The vast majority of clubs in beach volleyball hubs such as Southern California and major cities in Texas and Florida are nearly year-round programs. Neighboring 692, for example, began as a summer session, before demand expanded it to spring, then to fall, and well, now it’s beach volleyball 365 days a year, with mostly the same girls competing throughout the year.

Such is not the case at P1, and it’s actually quite wonderful. Bryan estimated that roughly 30 percent of his players are holdovers from the season prior, while 70 percent are newcomers or players who have taken a year or two off. When taking into account that P1 had 162 players in the program last year, that would mean 113 or so of his players are new to the beach, every year.

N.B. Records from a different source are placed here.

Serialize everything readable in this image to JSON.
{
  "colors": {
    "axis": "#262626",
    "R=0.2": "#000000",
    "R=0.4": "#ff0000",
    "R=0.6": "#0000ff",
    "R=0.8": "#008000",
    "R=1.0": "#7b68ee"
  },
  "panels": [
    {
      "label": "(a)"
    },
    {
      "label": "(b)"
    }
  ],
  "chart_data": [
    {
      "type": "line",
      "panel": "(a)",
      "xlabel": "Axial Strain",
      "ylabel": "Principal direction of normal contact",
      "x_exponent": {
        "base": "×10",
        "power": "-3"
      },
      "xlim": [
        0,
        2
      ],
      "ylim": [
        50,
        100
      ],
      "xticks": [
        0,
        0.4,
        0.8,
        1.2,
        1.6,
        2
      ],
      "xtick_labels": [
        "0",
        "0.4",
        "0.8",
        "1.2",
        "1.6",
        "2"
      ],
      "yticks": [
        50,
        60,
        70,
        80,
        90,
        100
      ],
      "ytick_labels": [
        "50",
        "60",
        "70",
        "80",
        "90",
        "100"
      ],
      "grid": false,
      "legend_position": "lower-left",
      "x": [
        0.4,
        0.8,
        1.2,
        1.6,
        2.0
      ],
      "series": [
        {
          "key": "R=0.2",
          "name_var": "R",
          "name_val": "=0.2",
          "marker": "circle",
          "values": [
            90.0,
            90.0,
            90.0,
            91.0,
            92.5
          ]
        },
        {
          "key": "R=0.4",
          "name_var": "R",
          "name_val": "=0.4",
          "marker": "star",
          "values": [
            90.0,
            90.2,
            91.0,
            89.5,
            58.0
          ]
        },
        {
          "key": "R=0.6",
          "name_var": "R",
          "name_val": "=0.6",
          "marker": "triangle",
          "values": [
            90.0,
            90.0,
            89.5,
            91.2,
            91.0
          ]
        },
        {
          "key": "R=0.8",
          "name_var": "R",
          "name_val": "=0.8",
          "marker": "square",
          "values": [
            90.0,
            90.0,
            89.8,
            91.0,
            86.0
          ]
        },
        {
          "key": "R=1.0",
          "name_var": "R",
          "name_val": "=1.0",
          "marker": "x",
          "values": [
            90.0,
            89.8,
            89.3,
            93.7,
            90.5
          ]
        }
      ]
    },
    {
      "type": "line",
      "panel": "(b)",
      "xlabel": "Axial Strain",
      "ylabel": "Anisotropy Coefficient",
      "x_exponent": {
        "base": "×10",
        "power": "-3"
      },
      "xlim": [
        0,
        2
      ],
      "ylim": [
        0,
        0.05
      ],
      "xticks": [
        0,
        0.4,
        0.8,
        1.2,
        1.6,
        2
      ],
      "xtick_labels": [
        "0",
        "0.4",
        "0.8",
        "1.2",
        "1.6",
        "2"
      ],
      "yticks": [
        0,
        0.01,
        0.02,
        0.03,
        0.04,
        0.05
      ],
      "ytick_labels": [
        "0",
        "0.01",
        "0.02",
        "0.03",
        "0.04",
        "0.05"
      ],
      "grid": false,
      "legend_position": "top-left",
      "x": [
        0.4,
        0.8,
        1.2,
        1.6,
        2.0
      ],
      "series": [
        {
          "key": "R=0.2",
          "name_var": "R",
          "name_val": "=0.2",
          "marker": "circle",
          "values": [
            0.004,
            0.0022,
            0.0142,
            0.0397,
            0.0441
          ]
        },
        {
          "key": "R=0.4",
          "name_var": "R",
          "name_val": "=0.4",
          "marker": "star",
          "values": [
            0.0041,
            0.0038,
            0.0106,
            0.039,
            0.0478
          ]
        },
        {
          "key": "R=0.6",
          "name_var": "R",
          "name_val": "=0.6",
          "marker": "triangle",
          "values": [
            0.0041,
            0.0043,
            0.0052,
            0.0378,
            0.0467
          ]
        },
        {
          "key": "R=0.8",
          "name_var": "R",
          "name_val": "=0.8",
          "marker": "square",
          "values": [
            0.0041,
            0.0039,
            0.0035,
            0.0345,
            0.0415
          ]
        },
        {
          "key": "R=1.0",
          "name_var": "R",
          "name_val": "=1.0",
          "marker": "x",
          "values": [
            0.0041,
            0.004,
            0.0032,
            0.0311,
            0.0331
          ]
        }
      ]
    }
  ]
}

One of the most oft-recited mantras in beach volleyball is to grow the game. That doesn’t mean to simply grow the talent of select players, but to grow it in quantity of them, to introduce beach to as many new faces as possible.

It might help explain why Bryan said that “1440 is a good fit. It seems pretty interesting to me to be a part of something like that.”

Something like that, meaning: Another organization growing the game both in quantity and in quality, by showcasing the sport to both the high level and entry. Because for all of the newcomers Bryan does introduce to the sport, he’s also whittling down a touch so as to make for more quality time for those who want to genuinely develop.

“We’re trying to scale it back a little bit to do more individualized training, smaller court sessions,” he said.